Cultured hippocampal and cortical rat neurons treated with increasing concentrations of “red module” metabolites did not differ in terms of mitochondrial function, oxygen consumption rate or respiratory capacity, compared to neurons that were not treated. According to the authors, the neurotoxic effect observed in cultured neurons treated with increasing concentrations of “red module” metabolites was independent of mitochondrial dysfunction and oxidative stress.

Treatment of MS patients with DMF  affected a specific group of “red module” metabolites. The pCS, IS and PAG concentrations significantly decreased in CSF and plasma obtained from patients diagnosed with RRMS and treated with DMF for 6 months. The relative levels of NFL, a neurodegeneration biomarker, correlated with reduced levels of pCS, IS, and PAG in CSF and plasma of RRMS patients treated with DMF. In contrast, the levels of the same metabolites remained unchanged in age-related RRMS patients treated with anti-CD20 therapy with properties independent of gut alterations.

After 12 months of DMF treatment, the ‘red module’ metabolite levels in the CSF samples from RRMS patients showed an inverse correlation with magnetic resonance imaging (MRI) metrics of cortical volume. There was no correlation with the volume of deep gray matter. Since the superficial brain layers are in closer contact with CSF and are exposed to neurotoxic microbial metabolites, the deeper structures of the gray matter are more protected from the CSF composition.
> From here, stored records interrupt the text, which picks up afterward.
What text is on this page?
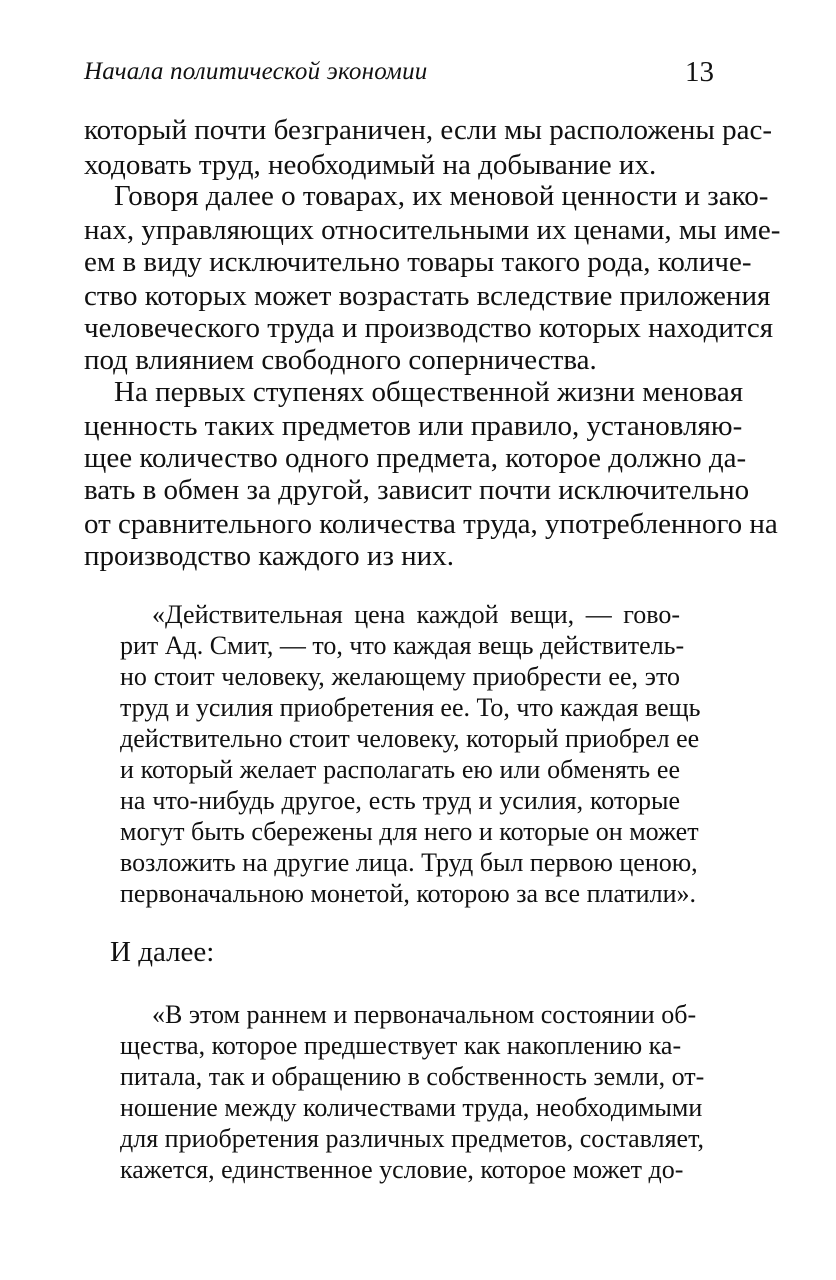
Начала политической экономии	13
который почти безграничен, если мы расположены рас-
ходовать труд, необходимый на добывание их.
Говоря далее о товарах, их меновой ценности и зако-
нах, управляющих относительными их ценами, мы име-
ем в виду исключительно товары такого рода, количе-
ство которых может возрастать вследствие приложения
человеческого труда и производство которых находится
под влиянием свободного соперничества.
На первых ступенях общественной жизни меновая
ценность таких предметов или правило, установляю-
щее количество одного предмета, которое должно да-
вать в обмен за другой, зависит почти исключительно
от сравнительного количества труда, употребленного на
производство каждого из них.
«Действительная цена каждой вещи, — гово-
рит Ад. Смит, — то, что каждая вещь действитель-
но стоит человеку, желающему приобрести ее, это
труд и усилия приобретения ее. То, что каждая вещь
действительно стоит человеку, который приобрел ее
и который желает располагать ею или обменять ее
на что-нибудь другое, есть труд и усилия, которые
могут быть сбережены для него и которые он может
возложить на другие лица. Труд был первою ценою,
первоначальною монетой, которою за все платили».
И далее:
«В этом раннем и первоначальном состоянии об-
щества, которое предшествует как накоплению ка-
питала, так и обращению в собственность земли, от-
ношение между количествами труда, необходимыми
для приобретения различных предметов, составляет,
кажется, единственное условие, которое может до-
The authors noted that the healthy gut microbiota under physiological conditions processes tryptophan, to generate serotonin or metabolites such as kynurenate (which can be further converted into nicotinamide). In pathological conditions, the levels of serotonin and kynurenic acid decrease, as tryptophan is converted into an excess of indole-derivatives, such as indole acetate and indoxyl sulphate.

Conclusion

This study demonstrated the presence of a group of metabolites (indoxyl sulfate, p-cresol sulfate, and N-phenylacetylglutamine) as possible candidates for ‘toxic’ gut-brain communication in patients with MS. This study supports a pathological ‘metabolic shunt’ from healthy to toxic catabolites in patients diagnosed with RRMS. 

The authors noted that an imbalance between bacteria with beneficial effects and bacteria with detrimental effects, as detected in patients with MS, may lead to the depletion of neuroprotective metabolites and the potential accumulation of neurotoxic compounds. They emphasized that future studies are needed to accurately decipher the selective contribution and precise mechanism of these metabolites’ action.

This article was published in Brain.